Derivative of tan(x)
The derivative of the tangent function, tan(x), is sec²(x).
Example:
When analyzing the slope of a tangent line for y = tan(x), you'd use the derivative of tan(x) to find y' = sec²(x).
Horizontal Tangent
A tangent line that is perfectly flat, indicating that the slope of the function at that point is zero. This often occurs at local maxima or minima.
Example:
To find where the function f(x) = x² - 4x has a horizontal tangent, you set its derivative f'(x) = 2x - 4 equal to zero and solve for x.

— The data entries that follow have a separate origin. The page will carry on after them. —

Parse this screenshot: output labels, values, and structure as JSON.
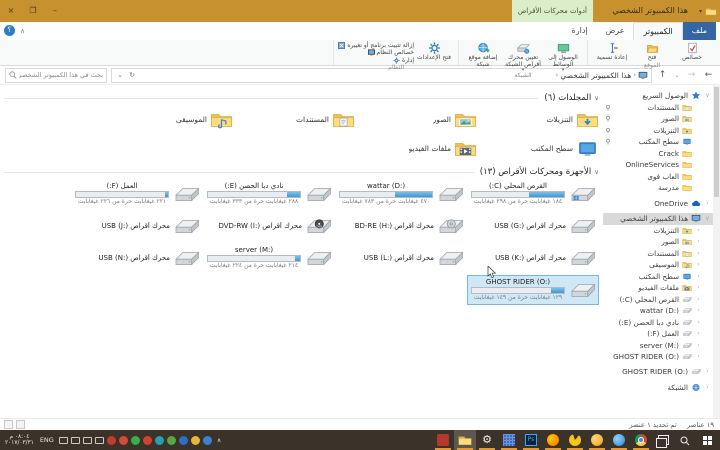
{
  "window": {
    "title": "هذا الكمبيوتر الشخصي",
    "contextual_tab_label": "أدوات محركات الأقراص",
    "controls": {
      "close": "×",
      "restore": "❐",
      "minimize": "–"
    }
  },
  "ribbon": {
    "help_label": "؟",
    "tabs": [
      {
        "id": "file",
        "label": "ملف"
      },
      {
        "id": "computer",
        "label": "الكمبيوتر",
        "active": true
      },
      {
        "id": "view",
        "label": "عرض"
      },
      {
        "id": "manage",
        "label": "إدارة",
        "contextual": true
      }
    ],
    "groups": [
      {
        "label": "الموقع",
        "buttons": [
          {
            "label": "خصائص",
            "icon": "properties"
          },
          {
            "label": "فتح",
            "icon": "open-folder"
          },
          {
            "label": "إعادة تسمية",
            "icon": "rename"
          }
        ]
      },
      {
        "label": "الشبكة",
        "buttons": [
          {
            "label": "الوصول إلى الوسائط",
            "icon": "access-media",
            "dropdown": true
          },
          {
            "label": "تعيين محرك أقراص الشبكة",
            "icon": "map-network-drive",
            "dropdown": true
          },
          {
            "label": "إضافة موقع شبكة",
            "icon": "add-network-location"
          }
        ]
      },
      {
        "label": "النظام",
        "buttons": [
          {
            "label": "فتح الإعدادات",
            "icon": "settings"
          }
        ],
        "small_buttons": [
          {
            "label": "إزالة تثبيت برنامج أو تغييره",
            "icon": "uninstall"
          },
          {
            "label": "خصائص النظام",
            "icon": "system-properties"
          },
          {
            "label": "إدارة",
            "icon": "manage"
          }
        ]
      }
    ]
  },
  "navigation": {
    "back": "←",
    "forward": "→",
    "recent": "⌄",
    "up": "↑",
    "breadcrumb_root": "هذا الكمبيوتر الشخصي",
    "refresh": "↻",
    "search_placeholder": "بحث في هذا الكمبيوتر الشخصي"
  },
  "sidebar": {
    "items": [
      {
        "label": "الوصول السريع",
        "icon": "quick-access",
        "indent": 0,
        "chevron": "expanded"
      },
      {
        "label": "المستندات",
        "icon": "folder-documents",
        "indent": 1,
        "pinned": true
      },
      {
        "label": "الصور",
        "icon": "folder-pictures",
        "indent": 1,
        "pinned": true
      },
      {
        "label": "التنزيلات",
        "icon": "folder-downloads",
        "indent": 1,
        "pinned": true
      },
      {
        "label": "سطح المكتب",
        "icon": "folder-desktop",
        "indent": 1,
        "pinned": true
      },
      {
        "label": "Crack",
        "icon": "folder",
        "indent": 1
      },
      {
        "label": "OnlineServices",
        "icon": "folder",
        "indent": 1
      },
      {
        "label": "العاب قوى",
        "icon": "folder",
        "indent": 1
      },
      {
        "label": "مدرسة",
        "icon": "folder",
        "indent": 1
      },
      {
        "label": "OneDrive",
        "icon": "onedrive",
        "indent": 0,
        "chevron": "collapsed",
        "gap": 4
      },
      {
        "label": "هذا الكمبيوتر الشخصي",
        "icon": "this-pc",
        "indent": 0,
        "chevron": "expanded",
        "selected": true,
        "gap": 4
      },
      {
        "label": "التنزيلات",
        "icon": "folder-downloads",
        "indent": 1,
        "chevron": "collapsed"
      },
      {
        "label": "الصور",
        "icon": "folder-pictures",
        "indent": 1,
        "chevron": "collapsed"
      },
      {
        "label": "المستندات",
        "icon": "folder-documents",
        "indent": 1,
        "chevron": "collapsed"
      },
      {
        "label": "الموسيقى",
        "icon": "folder-music",
        "indent": 1,
        "chevron": "collapsed"
      },
      {
        "label": "سطح المكتب",
        "icon": "folder-desktop",
        "indent": 1,
        "chevron": "collapsed"
      },
      {
        "label": "ملفات الفيديو",
        "icon": "folder-videos",
        "indent": 1,
        "chevron": "collapsed"
      },
      {
        "label": "القرص المحلي (C:)",
        "icon": "drive",
        "indent": 1,
        "chevron": "collapsed"
      },
      {
        "label": "wattar (D:)",
        "icon": "drive",
        "indent": 1,
        "chevron": "collapsed"
      },
      {
        "label": "نادي دبا الحصن (E:)",
        "icon": "drive",
        "indent": 1,
        "chevron": "collapsed"
      },
      {
        "label": "العمل (F:)",
        "icon": "drive",
        "indent": 1,
        "chevron": "collapsed"
      },
      {
        "label": "server (M:)",
        "icon": "drive",
        "indent": 1,
        "chevron": "collapsed"
      },
      {
        "label": "GHOST RIDER (O:)",
        "icon": "drive",
        "indent": 1,
        "chevron": "collapsed"
      },
      {
        "label": "GHOST RIDER (O:)",
        "icon": "drive",
        "indent": 0,
        "chevron": "collapsed",
        "gap": 3
      },
      {
        "label": "الشبكة",
        "icon": "network",
        "indent": 0,
        "chevron": "collapsed",
        "gap": 5
      }
    ]
  },
  "content": {
    "folders": {
      "title": "المجلدات (٦)",
      "items": [
        {
          "label": "التنزيلات",
          "icon": "folder-downloads"
        },
        {
          "label": "الصور",
          "icon": "folder-pictures"
        },
        {
          "label": "المستندات",
          "icon": "folder-documents"
        },
        {
          "label": "الموسيقى",
          "icon": "folder-music"
        },
        {
          "label": "سطح المكتب",
          "icon": "folder-desktop"
        },
        {
          "label": "ملفات الفيديو",
          "icon": "folder-videos"
        }
      ]
    },
    "drives": {
      "title": "الأجهزة ومحركات الأقراص (١٣)",
      "items": [
        {
          "label": "القرص المحلي (C:)",
          "icon": "drive-windows",
          "free_text": "١٨٤ غيغابايت حرة من ٢٩٨ غيغابايت",
          "used_pct": 38
        },
        {
          "label": "wattar (D:)",
          "icon": "drive",
          "free_text": "٤٧٠ غيغابايت حرة من ٧٨٣ غيغابايت",
          "used_pct": 40
        },
        {
          "label": "نادي دبا الحصن (E:)",
          "icon": "drive",
          "free_text": "٢٨٨ غيغابايت حرة من ٣٣٣ غيغابايت",
          "used_pct": 14
        },
        {
          "label": "العمل (F:)",
          "icon": "drive",
          "free_text": "٢٢١ غيغابايت حرة من ٢٢٦ غيغابايت",
          "used_pct": 3
        },
        {
          "label": "محرك أقراص USB (G:)",
          "icon": "drive"
        },
        {
          "label": "محرك أقراص BD-RE (H:)",
          "icon": "drive-bd"
        },
        {
          "label": "محرك أقراص DVD-RW (I:)",
          "icon": "drive-dvd"
        },
        {
          "label": "محرك أقراص USB (J:)",
          "icon": "drive"
        },
        {
          "label": "محرك أقراص USB (K:)",
          "icon": "drive"
        },
        {
          "label": "محرك أقراص USB (L:)",
          "icon": "drive"
        },
        {
          "label": "server (M:)",
          "icon": "drive",
          "free_text": "٢١٤ غيغابايت حرة من ٢٢٤ غيغابايت",
          "used_pct": 5
        },
        {
          "label": "محرك أقراص USB (N:)",
          "icon": "drive"
        },
        {
          "label": "GHOST RIDER (O:)",
          "icon": "drive",
          "free_text": "١٢٩ غيغابايت حرة من ١٤٩ غيغابايت",
          "used_pct": 14,
          "selected": true
        }
      ]
    }
  },
  "statusbar": {
    "items_count": "١٩ عناصر",
    "selection": "تم تحديد ١ عنصر"
  },
  "taskbar": {
    "clock_time": "٠٨:٠٤ م",
    "clock_date": "٢٠١٧/٠٣/٣١",
    "language": "ENG",
    "tray": [
      "touch-keyboard",
      "volume",
      "display",
      "usb-device",
      "media-player-red",
      "antivirus-shield",
      "messenger-green",
      "app-red",
      "app-teal",
      "app-green",
      "app-blue",
      "app-yellow",
      "app-globe",
      "hidden-icons-chevron"
    ],
    "apps": [
      {
        "name": "media-app-red",
        "underline": true
      },
      {
        "name": "file-explorer",
        "active": true,
        "underline": true
      },
      {
        "name": "settings",
        "underline": true
      },
      {
        "name": "retro-app",
        "underline": true
      },
      {
        "name": "photoshop",
        "label": "Ps",
        "underline": true
      },
      {
        "name": "firefox",
        "underline": true
      },
      {
        "name": "media-yellow",
        "underline": true
      },
      {
        "name": "media-orange",
        "underline": true
      },
      {
        "name": "app-blue-sphere",
        "underline": true
      },
      {
        "name": "chrome",
        "underline": true
      },
      {
        "name": "task-view"
      },
      {
        "name": "search"
      },
      {
        "name": "start"
      }
    ]
  }
}
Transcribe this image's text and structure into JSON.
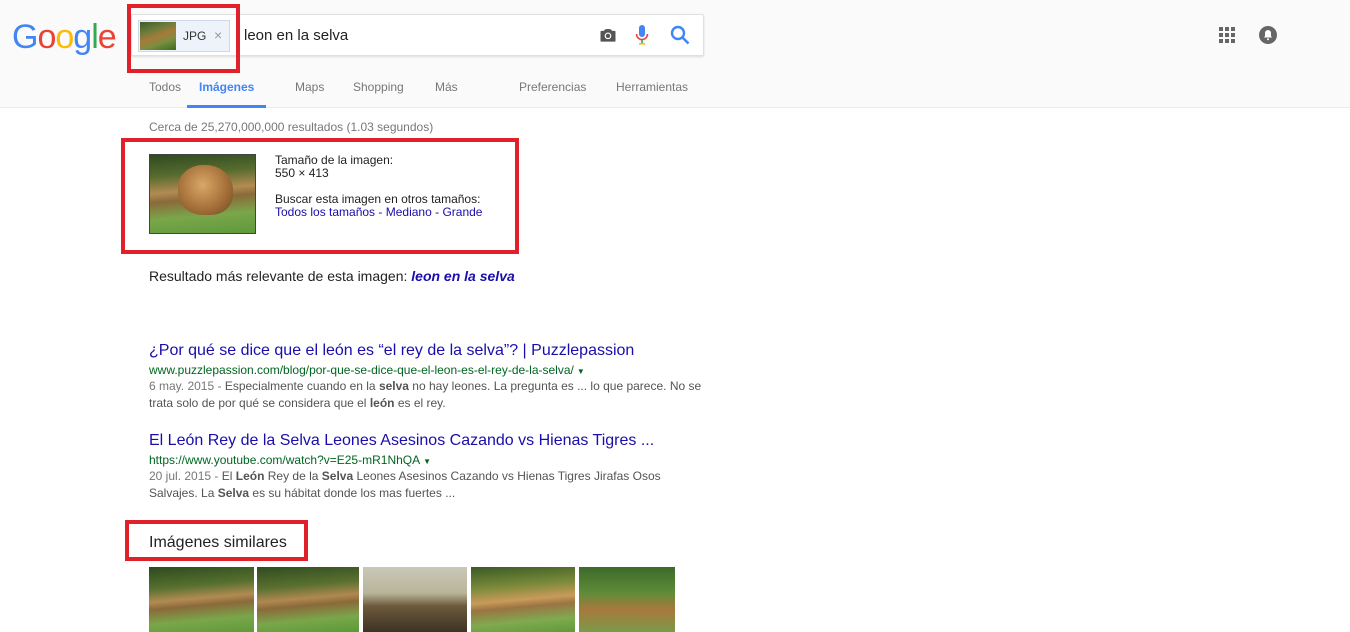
{
  "logo": {
    "text": "Google"
  },
  "search": {
    "chip_label": "JPG",
    "chip_close": "×",
    "query": "leon en la selva"
  },
  "tabs": [
    {
      "label": "Todos",
      "active": false
    },
    {
      "label": "Imágenes",
      "active": true
    },
    {
      "label": "Maps",
      "active": false
    },
    {
      "label": "Shopping",
      "active": false
    },
    {
      "label": "Más",
      "active": false
    },
    {
      "label": "Preferencias",
      "active": false
    },
    {
      "label": "Herramientas",
      "active": false
    }
  ],
  "stats": "Cerca de 25,270,000,000 resultados (1.03 segundos)",
  "image_info": {
    "size_label": "Tamaño de la imagen:",
    "size_value": "550 × 413",
    "other_sizes_label": "Buscar esta imagen en otros tamaños:",
    "links": [
      "Todos los tamaños",
      "Mediano",
      "Grande"
    ],
    "separator": " - "
  },
  "relevant": {
    "label": "Resultado más relevante de esta imagen:",
    "query": "leon en la selva"
  },
  "results": [
    {
      "title": "¿Por qué se dice que el león es “el rey de la selva”? | Puzzlepassion",
      "url": "www.puzzlepassion.com/blog/por-que-se-dice-que-el-leon-es-el-rey-de-la-selva/",
      "date": "6 may. 2015 - ",
      "snippet_parts": [
        "Especialmente cuando en la ",
        "selva",
        " no hay leones. La pregunta es ... lo que parece. No se trata solo de por qué se considera que el ",
        "león",
        " es el rey."
      ]
    },
    {
      "title": "El León Rey de la Selva Leones Asesinos Cazando vs Hienas Tigres ...",
      "url": "https://www.youtube.com/watch?v=E25-mR1NhQA",
      "date": "20 jul. 2015 - ",
      "snippet_parts": [
        "El ",
        "León",
        " Rey de la ",
        "Selva",
        " Leones Asesinos Cazando vs Hienas Tigres Jirafas Osos Salvajes. La ",
        "Selva",
        " es su hábitat donde los mas fuertes ..."
      ]
    }
  ],
  "similar": {
    "heading": "Imágenes similares",
    "images": [
      {
        "name": "similar-lion-1"
      },
      {
        "name": "similar-lion-2"
      },
      {
        "name": "similar-antelope"
      },
      {
        "name": "similar-lion-3"
      },
      {
        "name": "similar-lion-resting"
      }
    ]
  },
  "colors": {
    "accent": "#4285f4",
    "link": "#1a0dab",
    "url": "#006621",
    "highlight_box": "#e0202a"
  },
  "icons": [
    "camera-icon",
    "mic-icon",
    "search-icon",
    "apps-grid-icon",
    "notifications-icon",
    "dropdown-arrow-icon"
  ]
}
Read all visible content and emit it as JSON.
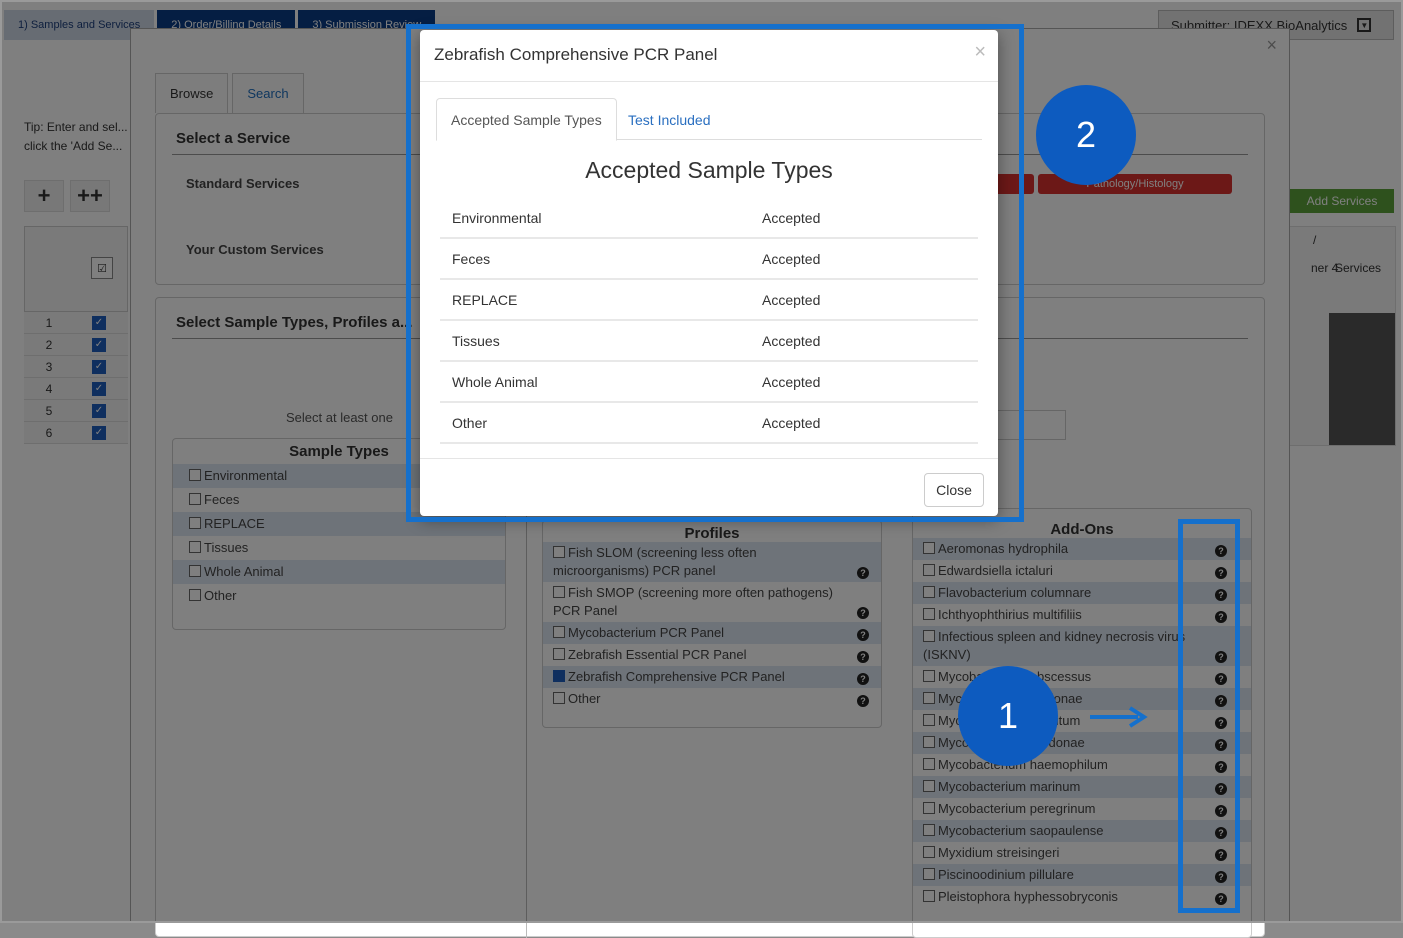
{
  "wizard": {
    "steps": [
      "1) Samples and Services",
      "2) Order/Billing Details",
      "3) Submission Review"
    ]
  },
  "submitter": {
    "label": "Submitter: IDEXX BioAnalytics"
  },
  "tip": {
    "text": "Tip: Enter and sel... click the 'Add Se..."
  },
  "grid": {
    "add_one": "+",
    "add_many": "++",
    "rows": [
      "1",
      "2",
      "3",
      "4",
      "5",
      "6"
    ],
    "right_header": [
      "ner 4",
      "Services",
      "/"
    ]
  },
  "add_services_button": "Add Services",
  "dialog": {
    "tabs": {
      "browse": "Browse",
      "search": "Search"
    },
    "select_service": {
      "title": "Select a Service",
      "standard_label": "Standard Services",
      "custom_label": "Your Custom Services",
      "pathology_button": "Pathology/Histology"
    },
    "select_sample": {
      "title": "Select Sample Types, Profiles a...",
      "hint": "Select at least one"
    },
    "sample_types": {
      "title": "Sample Types",
      "items": [
        "Environmental",
        "Feces",
        "REPLACE",
        "Tissues",
        "Whole Animal",
        "Other"
      ]
    },
    "profiles": {
      "title": "Profiles",
      "items": [
        {
          "label": "Fish SLOM (screening less often microorganisms) PCR panel",
          "checked": false
        },
        {
          "label": "Fish SMOP (screening more often pathogens) PCR Panel",
          "checked": false
        },
        {
          "label": "Mycobacterium PCR Panel",
          "checked": false
        },
        {
          "label": "Zebrafish Essential PCR Panel",
          "checked": false
        },
        {
          "label": "Zebrafish Comprehensive PCR Panel",
          "checked": true
        },
        {
          "label": "Other",
          "checked": false
        }
      ]
    },
    "addons": {
      "title": "Add-Ons",
      "items": [
        "Aeromonas hydrophila",
        "Edwardsiella ictaluri",
        "Flavobacterium columnare",
        "Ichthyophthirius multifiliis",
        "Infectious spleen and kidney necrosis virus (ISKNV)",
        "Mycobacterium abscessus",
        "Mycobacterium chelonae",
        "Mycobacterium fortuitum",
        "Mycobacterium gordonae",
        "Mycobacterium haemophilum",
        "Mycobacterium marinum",
        "Mycobacterium peregrinum",
        "Mycobacterium saopaulense",
        "Myxidium streisingeri",
        "Piscinoodinium pillulare",
        "Pleistophora hyphessobryconis"
      ]
    }
  },
  "modal": {
    "title": "Zebrafish Comprehensive PCR Panel",
    "close_x": "×",
    "tabs": {
      "active": "Accepted Sample Types",
      "other": "Test Included"
    },
    "heading": "Accepted Sample Types",
    "rows": [
      {
        "type": "Environmental",
        "status": "Accepted"
      },
      {
        "type": "Feces",
        "status": "Accepted"
      },
      {
        "type": "REPLACE",
        "status": "Accepted"
      },
      {
        "type": "Tissues",
        "status": "Accepted"
      },
      {
        "type": "Whole Animal",
        "status": "Accepted"
      },
      {
        "type": "Other",
        "status": "Accepted"
      }
    ],
    "close_button": "Close"
  },
  "annotations": {
    "badge_1": "1",
    "badge_2": "2",
    "accent_color": "#1570cc"
  }
}
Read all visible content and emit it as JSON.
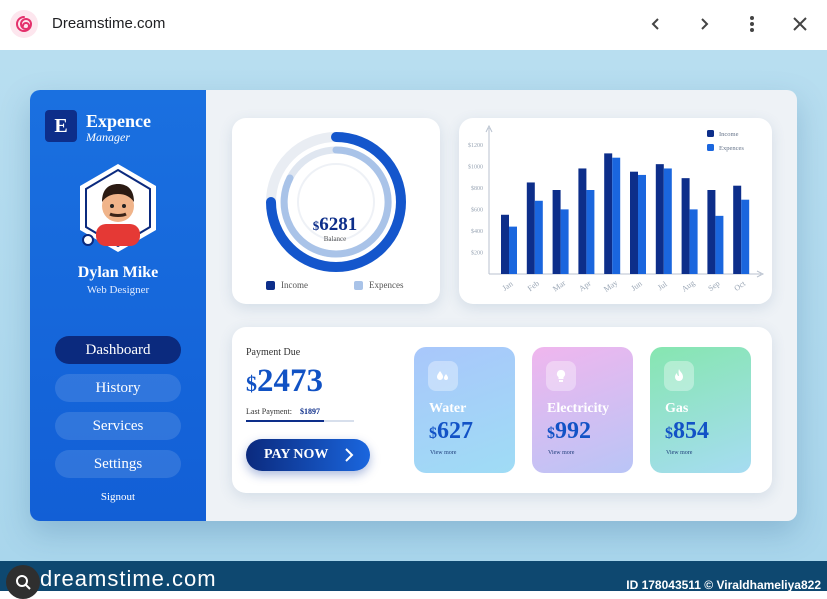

Instantaneous Rate of Change
This describes how quickly a quantity is changing at a precise moment in time, as opposed to its average rate of change over an interval.
Example:
Finding the instantaneous rate of change of a balloon's volume with respect to its radius when the radius is exactly 5 cm requires a derivative.
Power Rule
A fundamental rule for differentiating functions of the form xⁿ, where the derivative is nxⁿ⁻¹.
Example:
Using the Power Rule, the derivative of f(x) = x⁵ is f'(x) = 5x⁴.
Product Rule
Used to find the derivative of a product of two functions: (first function * derivative of second) + (second function * derivative of first).
Example:
To differentiate f(x) = x * cos(x), apply the Product Rule: f'(x) = (1 * cos(x)) + (x * -sin(x)) = cos(x) - xsin(x).
Quotient Rule
Used to find the derivative of a function that is a ratio of two other functions: (low d high - high d low) / (low squared).
Example:
To find the derivative of y = sin(x)/x, use the Quotient Rule: y' = (x * cos(x) - sin(x) * 1) / x².
Second Derivative
The derivative of the first derivative of a function, often denoted as f''(x) or d²y/dx². It describes the rate of change of the slope, indicating concavity.
Example:
If a car's position is s(t), its velocity is s'(t), and its acceleration is the second derivative, s''(t).
Sharp Corner/Cusp
A point on a graph where the function changes direction abruptly, preventing a unique tangent line from being defined, thus the derivative does not exist.
Example:
The absolute value function f(x) = |x| has a sharp corner (or cusp) at x=0, so its derivative does not exist there.
Slope of a Tangent Line
The slope of the tangent line at a point on a curve is numerically equal to the derivative of the function at that specific point.
Example:
To find the slope of a tangent line to the curve y = x³ at x=2, you'd calculate the derivative y' = 3x² and then evaluate it at x=2, getting 12.
Sum Rule
The derivative of a sum of functions is the sum of their individual derivatives.
Example:
If h(x) = x² + eˣ, then by the Sum Rule, h'(x) = 2x + eˣ.
Tangent Line
A straight line that touches a curve at a single point, sharing the same slope as the curve at that point.
Example:
The line y = 2x - 1 is the tangent line to the parabola y = x² at the point (1,1).
Vertical Tangent
A tangent line that is perfectly vertical, indicating an undefined or infinite slope at that point on the curve, meaning the derivative does not exist.
Example:
The function f(x) = x^(1/3) has a vertical tangent at x=0, where its derivative is undefined.